In nonmagnetic materials where inversion symmetry is broken but time-reversal invariance is intact, strong spin-orbit coupling (SOC) may play the role of an effective magnetic field, which locks electron spins and momenta into textures. This phenomenon is encountered in 3D topological insulators (TIs), which harbor topologically protected surface states. An essential aspect of this physics is an interplay between the Coulomb interaction and SOC, which gives rise to a new type of collective spin excitations – chiral spin waves [1]. In the long wavelength limit, these modes are decoupled from the charge channel and thus are distinct from spin plasmons, Dirac plasmons, and surface plasmons in TIs.

We employ polarization-resolved resonant Raman spectroscopy to study collective spin excitations of the chiral surface states in Bi₂Se₃. To enhance the signal from the surface states, we tune the energy of incoming photons in resonance with a transition between two sets of chiral surface states: near the Fermi energy and about 1.8 eV above it. We observe a long-lived excitation at 150 meV in the pseudovector symmetry channel of the Raman spectra, which is most pronounced at low temperatures but persists up to room temperature. We identify this excitation as the transverse collective chiral spin mode supported by spin-polarized surface Dirac fermions. Such collective modes are “peeled off” from the continuum of particle-hole excitations by the exchange interaction [2].

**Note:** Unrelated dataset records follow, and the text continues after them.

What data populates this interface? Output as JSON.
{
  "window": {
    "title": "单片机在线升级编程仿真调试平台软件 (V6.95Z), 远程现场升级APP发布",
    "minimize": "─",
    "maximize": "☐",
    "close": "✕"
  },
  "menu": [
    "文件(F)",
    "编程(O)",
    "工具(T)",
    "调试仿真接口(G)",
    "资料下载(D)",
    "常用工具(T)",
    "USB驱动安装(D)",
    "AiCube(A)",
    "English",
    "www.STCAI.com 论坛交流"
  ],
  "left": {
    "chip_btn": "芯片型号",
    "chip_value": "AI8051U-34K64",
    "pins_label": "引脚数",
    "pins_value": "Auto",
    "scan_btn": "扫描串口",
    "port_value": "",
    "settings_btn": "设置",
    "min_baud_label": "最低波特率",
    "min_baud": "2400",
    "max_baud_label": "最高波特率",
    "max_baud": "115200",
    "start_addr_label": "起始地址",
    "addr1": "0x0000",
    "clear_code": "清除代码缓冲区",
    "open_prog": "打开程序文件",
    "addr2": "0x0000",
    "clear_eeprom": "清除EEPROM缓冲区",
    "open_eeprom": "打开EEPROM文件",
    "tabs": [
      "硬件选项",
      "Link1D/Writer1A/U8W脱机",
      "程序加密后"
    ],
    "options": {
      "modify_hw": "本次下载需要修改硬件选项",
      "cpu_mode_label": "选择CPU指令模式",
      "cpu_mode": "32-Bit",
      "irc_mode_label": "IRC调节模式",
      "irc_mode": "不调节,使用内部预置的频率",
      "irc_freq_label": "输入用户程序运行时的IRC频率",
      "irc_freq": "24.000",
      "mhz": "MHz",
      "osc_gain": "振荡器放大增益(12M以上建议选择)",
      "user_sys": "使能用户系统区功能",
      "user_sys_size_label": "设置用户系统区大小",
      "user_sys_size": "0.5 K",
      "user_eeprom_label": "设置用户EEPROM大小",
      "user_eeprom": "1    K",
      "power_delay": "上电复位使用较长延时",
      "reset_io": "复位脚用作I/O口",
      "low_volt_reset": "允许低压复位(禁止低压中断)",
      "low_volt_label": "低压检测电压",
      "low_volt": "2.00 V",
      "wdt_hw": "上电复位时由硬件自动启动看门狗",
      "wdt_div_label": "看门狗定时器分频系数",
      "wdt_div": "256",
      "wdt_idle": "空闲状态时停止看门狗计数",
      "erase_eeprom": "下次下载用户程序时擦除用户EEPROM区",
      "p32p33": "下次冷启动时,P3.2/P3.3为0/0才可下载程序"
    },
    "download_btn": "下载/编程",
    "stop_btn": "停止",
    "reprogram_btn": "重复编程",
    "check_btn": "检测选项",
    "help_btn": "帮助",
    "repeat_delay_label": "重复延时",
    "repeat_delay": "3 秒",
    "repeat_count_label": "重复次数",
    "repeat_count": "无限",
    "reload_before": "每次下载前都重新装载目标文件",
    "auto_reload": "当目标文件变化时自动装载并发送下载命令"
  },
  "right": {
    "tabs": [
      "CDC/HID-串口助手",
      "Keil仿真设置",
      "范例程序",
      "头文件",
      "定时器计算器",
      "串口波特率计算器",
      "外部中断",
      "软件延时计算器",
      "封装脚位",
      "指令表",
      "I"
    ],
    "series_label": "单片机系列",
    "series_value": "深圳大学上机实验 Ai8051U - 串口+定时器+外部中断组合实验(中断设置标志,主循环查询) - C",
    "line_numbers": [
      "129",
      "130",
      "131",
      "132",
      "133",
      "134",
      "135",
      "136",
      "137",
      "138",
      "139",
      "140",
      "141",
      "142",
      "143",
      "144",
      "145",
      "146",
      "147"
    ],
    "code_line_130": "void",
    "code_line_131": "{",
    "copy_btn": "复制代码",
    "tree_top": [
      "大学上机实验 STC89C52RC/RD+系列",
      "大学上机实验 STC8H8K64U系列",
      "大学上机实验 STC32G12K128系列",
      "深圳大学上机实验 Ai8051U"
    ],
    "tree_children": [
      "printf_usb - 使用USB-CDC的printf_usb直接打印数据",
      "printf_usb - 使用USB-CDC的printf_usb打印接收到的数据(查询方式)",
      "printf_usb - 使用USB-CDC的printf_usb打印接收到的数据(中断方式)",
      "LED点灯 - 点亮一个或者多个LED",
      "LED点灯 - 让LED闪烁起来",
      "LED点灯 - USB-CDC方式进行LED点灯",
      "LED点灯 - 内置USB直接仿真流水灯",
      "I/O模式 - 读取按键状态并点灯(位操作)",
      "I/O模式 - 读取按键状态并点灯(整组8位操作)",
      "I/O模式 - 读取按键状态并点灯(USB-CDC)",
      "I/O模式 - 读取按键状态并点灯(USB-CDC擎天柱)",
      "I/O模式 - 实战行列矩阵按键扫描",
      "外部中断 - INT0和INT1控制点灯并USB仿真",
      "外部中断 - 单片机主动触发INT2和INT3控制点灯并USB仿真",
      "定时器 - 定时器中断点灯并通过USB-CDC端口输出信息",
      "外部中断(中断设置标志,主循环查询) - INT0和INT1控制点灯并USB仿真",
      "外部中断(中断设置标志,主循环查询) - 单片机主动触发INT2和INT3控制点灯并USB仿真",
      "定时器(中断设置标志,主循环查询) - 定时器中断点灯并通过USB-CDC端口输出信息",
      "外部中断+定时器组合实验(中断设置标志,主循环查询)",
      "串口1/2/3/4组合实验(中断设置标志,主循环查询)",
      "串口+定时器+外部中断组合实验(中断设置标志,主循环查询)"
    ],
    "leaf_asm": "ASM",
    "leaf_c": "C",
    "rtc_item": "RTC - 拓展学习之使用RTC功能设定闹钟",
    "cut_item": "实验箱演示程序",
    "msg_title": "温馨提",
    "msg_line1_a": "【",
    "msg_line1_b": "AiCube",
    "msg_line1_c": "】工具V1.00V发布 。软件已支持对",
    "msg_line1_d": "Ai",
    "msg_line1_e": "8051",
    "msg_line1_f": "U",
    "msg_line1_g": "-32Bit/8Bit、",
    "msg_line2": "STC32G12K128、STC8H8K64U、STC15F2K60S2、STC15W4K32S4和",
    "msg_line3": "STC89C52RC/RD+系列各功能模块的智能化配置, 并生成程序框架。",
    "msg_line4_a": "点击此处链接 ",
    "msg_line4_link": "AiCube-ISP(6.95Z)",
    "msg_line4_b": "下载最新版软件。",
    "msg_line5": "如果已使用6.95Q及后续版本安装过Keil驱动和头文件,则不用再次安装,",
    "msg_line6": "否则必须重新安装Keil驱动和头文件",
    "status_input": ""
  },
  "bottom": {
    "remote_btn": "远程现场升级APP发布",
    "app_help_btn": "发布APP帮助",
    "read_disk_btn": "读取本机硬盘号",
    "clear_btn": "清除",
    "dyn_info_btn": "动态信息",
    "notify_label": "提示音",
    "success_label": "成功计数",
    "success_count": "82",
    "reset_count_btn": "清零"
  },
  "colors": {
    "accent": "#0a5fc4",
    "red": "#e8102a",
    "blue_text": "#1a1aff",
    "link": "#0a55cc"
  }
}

The discovery represents a unique way of exploring the dynamical response of surface Dirac fermions in 3D TIs and their collective modes through optical measurements. The findings are essential for developing optoelectronic and magnonics devices making use of TIs.

[1] A. Shekhter, M. Khodas, and A. M. Finkel’stein, Phys. Rev. B 71, 165329 (2005).
[2] H.-H. Kung et al., Phys. Rev. Lett. 119, 136802 (2017).